Finding and associating variants with disease is not the problem, Dr. Biesecker said. "The disease gene identification business works pretty well, and we have the tools to reliably identify genomic variants," he added. One such tool - the genome-wide association study (GWAS), in which researchers compare variants found in the genomes of people with a disease to those without the disease - is useful in establishing associations. But they often leave a large gap between an association and understanding what causes disease.
Oncology researchers know, for example, that alterations in the MSH2 gene result in a five-fold increased risk for colon cancer. But they hesitate when asked which variations in that gene are enough to cause disease, Dr. Evans pointed out. Co-author David Valle, M.D., Ph.D., director of the McKusick-Nathans Institute of Genetic Medicine at Johns Hopkins University in Baltimore, puts variants into three broad categories. At one end sits those that are harmful and directly cause disease, such as the gene mutation responsible for cystic fibrosis. At the other extreme are the benign variants.

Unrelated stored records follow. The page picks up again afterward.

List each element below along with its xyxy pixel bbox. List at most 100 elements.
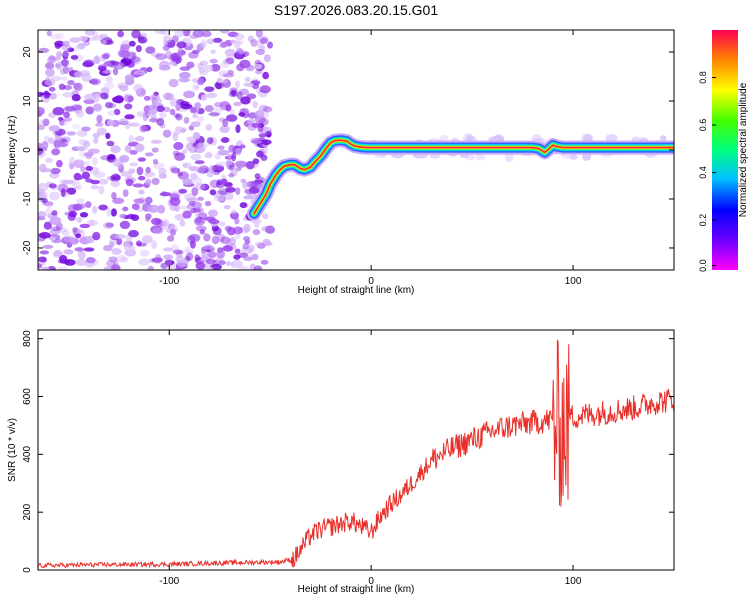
noise-blob xyxy=(212,37,223,43)
noise-blob xyxy=(154,30,167,35)
noise-blob xyxy=(80,166,86,173)
noise-blob xyxy=(59,254,68,264)
noise-blob xyxy=(263,110,270,119)
noise-blob xyxy=(104,101,113,109)
noise-blob xyxy=(252,100,258,109)
noise-blob xyxy=(215,81,223,90)
noise-blob xyxy=(179,220,186,227)
noise-blob xyxy=(45,202,53,208)
noise-blob xyxy=(145,196,153,205)
noise-blob xyxy=(219,125,230,134)
noise-blob xyxy=(156,117,165,126)
noise-blob xyxy=(98,65,107,72)
noise-blob xyxy=(218,79,228,84)
noise-blob xyxy=(47,55,56,63)
noise-blob xyxy=(173,113,181,119)
noise-blob xyxy=(196,207,204,213)
noise-blob xyxy=(243,256,253,262)
noise-blob xyxy=(239,202,248,209)
noise-blob xyxy=(151,147,159,153)
noise-blob xyxy=(162,218,170,228)
noise-blob xyxy=(231,152,237,162)
noise-blob xyxy=(129,162,139,167)
ridge-red xyxy=(253,139,674,215)
noise-blob xyxy=(180,103,193,110)
colorbar-ticks: 0.0 0.2 0.4 0.6 0.8 xyxy=(698,71,716,272)
noise-blob xyxy=(54,250,63,257)
spectrogram-x-axis: -100 0 100 xyxy=(159,30,582,287)
noise-blob xyxy=(74,247,84,252)
noise-blob xyxy=(124,114,135,120)
noise-blob xyxy=(218,260,226,266)
noise-blob xyxy=(78,35,88,42)
colorbar-tick-label: 0.6 xyxy=(698,119,708,132)
noise-blob xyxy=(244,188,254,195)
noise-blob xyxy=(216,77,223,84)
noise-blob xyxy=(119,155,130,163)
noise-blob xyxy=(116,254,127,263)
noise-blob xyxy=(101,39,107,45)
noise-blob xyxy=(110,60,120,66)
noise-blob xyxy=(220,30,230,34)
noise-blob xyxy=(235,47,244,55)
noise-blob xyxy=(77,42,86,50)
noise-blob xyxy=(194,85,200,90)
noise-blob xyxy=(260,156,268,162)
noise-blob xyxy=(61,230,70,237)
noise-blob xyxy=(259,85,271,94)
noise-blob xyxy=(38,147,44,156)
noise-blob xyxy=(114,95,124,104)
noise-blob xyxy=(255,30,263,38)
noise-blob xyxy=(178,77,191,83)
noise-blob xyxy=(74,44,80,52)
noise-blob xyxy=(61,179,74,185)
noise-blob xyxy=(145,166,151,174)
noise-blob xyxy=(156,105,165,113)
noise-blob xyxy=(180,128,186,133)
noise-blob xyxy=(172,132,179,142)
noise-blob xyxy=(93,103,102,112)
noise-blob xyxy=(185,248,194,255)
noise-blob xyxy=(214,81,225,90)
noise-blob xyxy=(108,256,118,262)
noise-blob xyxy=(236,91,243,100)
noise-blob xyxy=(125,178,134,187)
noise-blob xyxy=(110,145,121,154)
noise-blob xyxy=(145,46,156,54)
noise-blob xyxy=(92,231,101,241)
colorbar-tick-label: 0.4 xyxy=(698,166,708,179)
noise-blob xyxy=(251,122,262,128)
noise-blob xyxy=(45,62,55,70)
noise-blob xyxy=(258,104,269,112)
noise-blob xyxy=(203,266,214,270)
noise-blob xyxy=(138,189,145,195)
noise-blob xyxy=(128,168,136,174)
noise-blob xyxy=(134,135,145,142)
noise-blob xyxy=(128,134,135,144)
noise-blob xyxy=(147,204,160,213)
noise-blob xyxy=(123,93,129,101)
noise-blob xyxy=(569,154,578,160)
noise-blob xyxy=(56,159,63,168)
noise-blob xyxy=(210,107,222,116)
noise-blob xyxy=(234,248,241,254)
noise-blob xyxy=(256,40,264,49)
noise-blob xyxy=(190,153,202,161)
noise-blob xyxy=(200,183,210,191)
noise-blob xyxy=(234,218,240,225)
noise-blob xyxy=(73,83,81,90)
noise-blob xyxy=(60,188,66,197)
noise-blob xyxy=(90,179,100,185)
noise-blob xyxy=(192,30,205,38)
noise-blob xyxy=(170,165,178,174)
noise-blob xyxy=(103,61,112,67)
noise-blob xyxy=(174,30,185,38)
noise-blob xyxy=(92,157,98,166)
noise-blob xyxy=(49,236,56,241)
noise-blob xyxy=(199,229,206,235)
noise-blob xyxy=(188,166,200,172)
noise-blob xyxy=(84,93,96,100)
noise-blob xyxy=(178,205,190,210)
noise-blob xyxy=(41,266,50,270)
noise-blob xyxy=(168,78,179,88)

"Then we have a group in the middle and those we are not sure about," he said. "Some are risk variants. They are not absolutely pathologic and their effect on health depends on the context in which they occur, meaning the presence of other genetic variants and the genetic and environmental background of the individual."
"Studies that conclude that rare variants in aggregate in a gene are associated with this disease almost always get it right," said Dr. Biesecker. "But trying to determine which of 20 variants in a gene are robustly associated with a disease is a challenge. If we want to do predictive medicine, we'll want to do it at the variant level."
New analytical, predictive modeling methods and high-throughput DNA sequencing technologies are needed to improve the assessment of rare variants, he said.
The authors were careful to differentiate between genes that cause a disease and variants that are thought to contribute to a disease. Causality, they noted, was difficult to define. Few rare disease genes are fully expressed, or expressed the same way, in everyone. In fact, the authors preferred to talk about "pathogenic" instead of disease-causing variants, to denote that while a gene or a variant may be sufficient to cause disease, it may also only play a supporting role.
"We were limited in laying out rigorous guidelines and specific definitions on what is considered pathogenic for genomic variants," Dr. MacArthur said. "We don't know enough about diseases and variants yet. We called for more rigorous statistical approaches when examining variant causality, and focused on a set of general principles that we regard as being important to consider. This is not a problem that can be solved easily."